Me encuentro luego una maraña en los medios y redes sociales de argumentos y contraargumentos. Que si empezaron los unos o si siguen los otros. Que si la misma génesis del estado de Israel fue la madre de todas las calamidades. Me sorprende el modo en que el ruido mediático consigue elevarse por encima del gemido de las víctimas.
Como en tantos conflictos prolongados, detecto la progresión gradual de la insensibilidad; una extensión del contagio del «no nos afecta». Pero es estúpido; claro que lo hace. Presenciar un crimen sin plantearse nada ya es reprochable de por sí. Tanto más cuanto hay una guerra en marcha. Una desigual, de estas proporciones. Pero todo esto le parecerá obvio, ¿verdad? Lo que no lo es tanto es la estrategia subyacente de Hamás y sus mentores globales. No puedo evitar la impresión de que, para ellos, el sufrimiento y la muerte de miles de los suyos no es más que un problema secundario. Al fin y al cabo, se trata de un movimiento religioso; siempre pueden invocar que las miles y miles de víctimas sacrificadas por la Fuerza de Defensa de Israel son mártires y serán acogidos por Alá. Pese a esta simplificación cínica, intuyo que el pensamiento de la cúpula de Hamás va mucho más allá de lo que usted y yo podamos imaginar.

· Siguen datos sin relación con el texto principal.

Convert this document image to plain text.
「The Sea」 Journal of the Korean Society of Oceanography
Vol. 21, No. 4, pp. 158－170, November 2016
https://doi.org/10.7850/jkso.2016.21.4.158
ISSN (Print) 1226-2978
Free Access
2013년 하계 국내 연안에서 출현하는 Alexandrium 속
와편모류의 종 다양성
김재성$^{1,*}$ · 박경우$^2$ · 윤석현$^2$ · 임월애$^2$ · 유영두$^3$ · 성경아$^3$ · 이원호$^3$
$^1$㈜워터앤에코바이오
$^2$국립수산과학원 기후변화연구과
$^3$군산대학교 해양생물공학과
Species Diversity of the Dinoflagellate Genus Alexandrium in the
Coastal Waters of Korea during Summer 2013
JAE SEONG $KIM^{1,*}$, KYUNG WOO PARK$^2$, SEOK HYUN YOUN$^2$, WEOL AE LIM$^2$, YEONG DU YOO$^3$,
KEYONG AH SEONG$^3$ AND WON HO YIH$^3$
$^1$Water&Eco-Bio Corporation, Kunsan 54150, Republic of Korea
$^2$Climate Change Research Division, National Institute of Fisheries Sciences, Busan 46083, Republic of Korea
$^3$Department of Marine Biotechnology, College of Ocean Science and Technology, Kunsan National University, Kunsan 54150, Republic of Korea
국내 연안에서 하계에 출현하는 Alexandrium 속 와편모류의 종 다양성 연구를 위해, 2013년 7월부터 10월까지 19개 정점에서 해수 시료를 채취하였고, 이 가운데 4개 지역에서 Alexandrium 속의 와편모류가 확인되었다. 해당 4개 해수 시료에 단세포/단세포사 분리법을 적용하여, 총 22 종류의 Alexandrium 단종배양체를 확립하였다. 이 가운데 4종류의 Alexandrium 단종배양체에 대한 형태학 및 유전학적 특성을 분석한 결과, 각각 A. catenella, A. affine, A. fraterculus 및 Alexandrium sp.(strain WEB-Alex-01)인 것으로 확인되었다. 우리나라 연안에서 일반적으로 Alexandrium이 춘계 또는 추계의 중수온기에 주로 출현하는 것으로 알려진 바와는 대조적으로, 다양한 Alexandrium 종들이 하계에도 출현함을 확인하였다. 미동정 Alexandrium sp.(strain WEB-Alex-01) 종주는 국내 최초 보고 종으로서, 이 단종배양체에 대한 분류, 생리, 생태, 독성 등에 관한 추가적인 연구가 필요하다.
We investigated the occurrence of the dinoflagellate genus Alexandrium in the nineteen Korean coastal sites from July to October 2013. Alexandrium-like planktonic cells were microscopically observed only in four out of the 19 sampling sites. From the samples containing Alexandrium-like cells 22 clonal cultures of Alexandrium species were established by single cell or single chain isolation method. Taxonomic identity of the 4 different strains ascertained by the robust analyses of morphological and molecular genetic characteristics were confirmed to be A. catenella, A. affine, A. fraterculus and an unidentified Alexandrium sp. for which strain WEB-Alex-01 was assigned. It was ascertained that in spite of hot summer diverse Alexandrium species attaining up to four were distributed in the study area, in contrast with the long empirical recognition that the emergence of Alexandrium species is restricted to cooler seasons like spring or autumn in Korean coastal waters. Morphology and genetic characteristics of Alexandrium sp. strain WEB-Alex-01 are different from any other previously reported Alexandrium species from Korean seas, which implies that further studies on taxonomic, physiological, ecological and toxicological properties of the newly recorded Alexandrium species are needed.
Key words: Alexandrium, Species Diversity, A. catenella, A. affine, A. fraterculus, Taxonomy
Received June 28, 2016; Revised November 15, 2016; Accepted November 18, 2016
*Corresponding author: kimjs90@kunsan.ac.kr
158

Detengámonos un momento para evaluar la situación previa a octubre del 2023: podría interpretarse que el conflicto de Oriente Medio caminaba hacia la extinción, para beneficio de Israel. Puede proponerse que Líbano y Siria son poco más que un par de estados fallidos y, por otra parte, Jordania, Arabia Saudí y Egipto se encaminaban hacia la normalización de relaciones con su vecino hebreo. En tales circunstancias, podría esperarse que los colonos hebreos culminarían la ocupación ilegal de Cisjordania, y establecerían así una «nueva realidad» de la que vendría una «nueva oficialidad». Una victoria de la Real-Geopolitik norteamericana, sin lugar a duda. Cabe proponer, sin embargo, que todo este estado de cosas se ha visto bruscamente sacudido con el nuevo conflicto de Gaza.
Hamás lo inició mediante una provocación sanguinaria a la que un gobierno israelí repleto de ultraderechistas no pudo/supo/quiso medir la respuesta. Así, la reacción de estos fue la prevista por Hamás: el baño de sangre palestina. De este modo, en un solo año se han puesto sobre el tapete muchos más cadáveres de los cosechados en todas las guerras árabe-israelíes juntas. Y, lo que es más importante, se ha hecho en un momento en que lo mediático, lo instantáneo transporta a cada hogar la crueldad del horror. Un modo de decirnos: «vais a comer y cenar con nuestra sangre». Así, podría interpretarse que se trata de un éxito, en el sentido de vivificar un conflicto que estaba en una situación agónica. Visto con un cinismo cruel, podría plantearse que las cuarenta-cincuenta mil víctimas – y las que quedan por caer – constituyen una excelente inversión.
Pero lo más importante es que Hamás ha puesto de manifiesto la hipocresía y la debilidad moral de los valedores del estado de Israel. Ante el sufrimiento del pueblo palestino, la política exterior de los Estados Unidos no ha vacilado un ápice en su apoyo incondicional al estado de Israel. Los dos contendientes a la Casa Blanca — tan diferentes como son — no difieren en este aspecto: sea quien sea el elegido en noviembre, no es de esperar un cambio sustancial al respecto. Con ello, Hamás — y sus socios globales — se apuntan varios tantos.
Además de reverdecer el conflicto, consiguen desenmascarar al estado de Israel como genocida. A partir de ahora, viendo una película de nazis, el espectador no podrá sino enarcar las cejas y decirse: «lo vuestro con los palestinos no es tan diametralmente diferente». Pero, por otra parte, desenmascaran a los Estados Unidos como el patrón, padrino, amigo, cómplice y socio de un estado criminal.
El mundo podrá, por tanto, enterrar la vieja imagen de los Estados Unidos como «faro global de la Democracia y la Libertad». Más bien al contrario, este gran país ya no podrá evitar ser presentado — incluso ante sus amigos — como una fuerza geopolítica egoísta y sangrienta. Una más en el panorama global. En este sentido, la destrucción del prestigio es un arma fina y lenta, de consecuencias incalculables.
Y nos afecta. Porque, lo queramos o no, los Estados Unidos también ejercen de patrón, padrino, cómplice y socio del país que habitamos. Como verán, ahora he omitido de la lista el término «amigo». A fin de cuentas, este término posee un significado cuya aplicación podemos cuestionar en lo que nos concierne.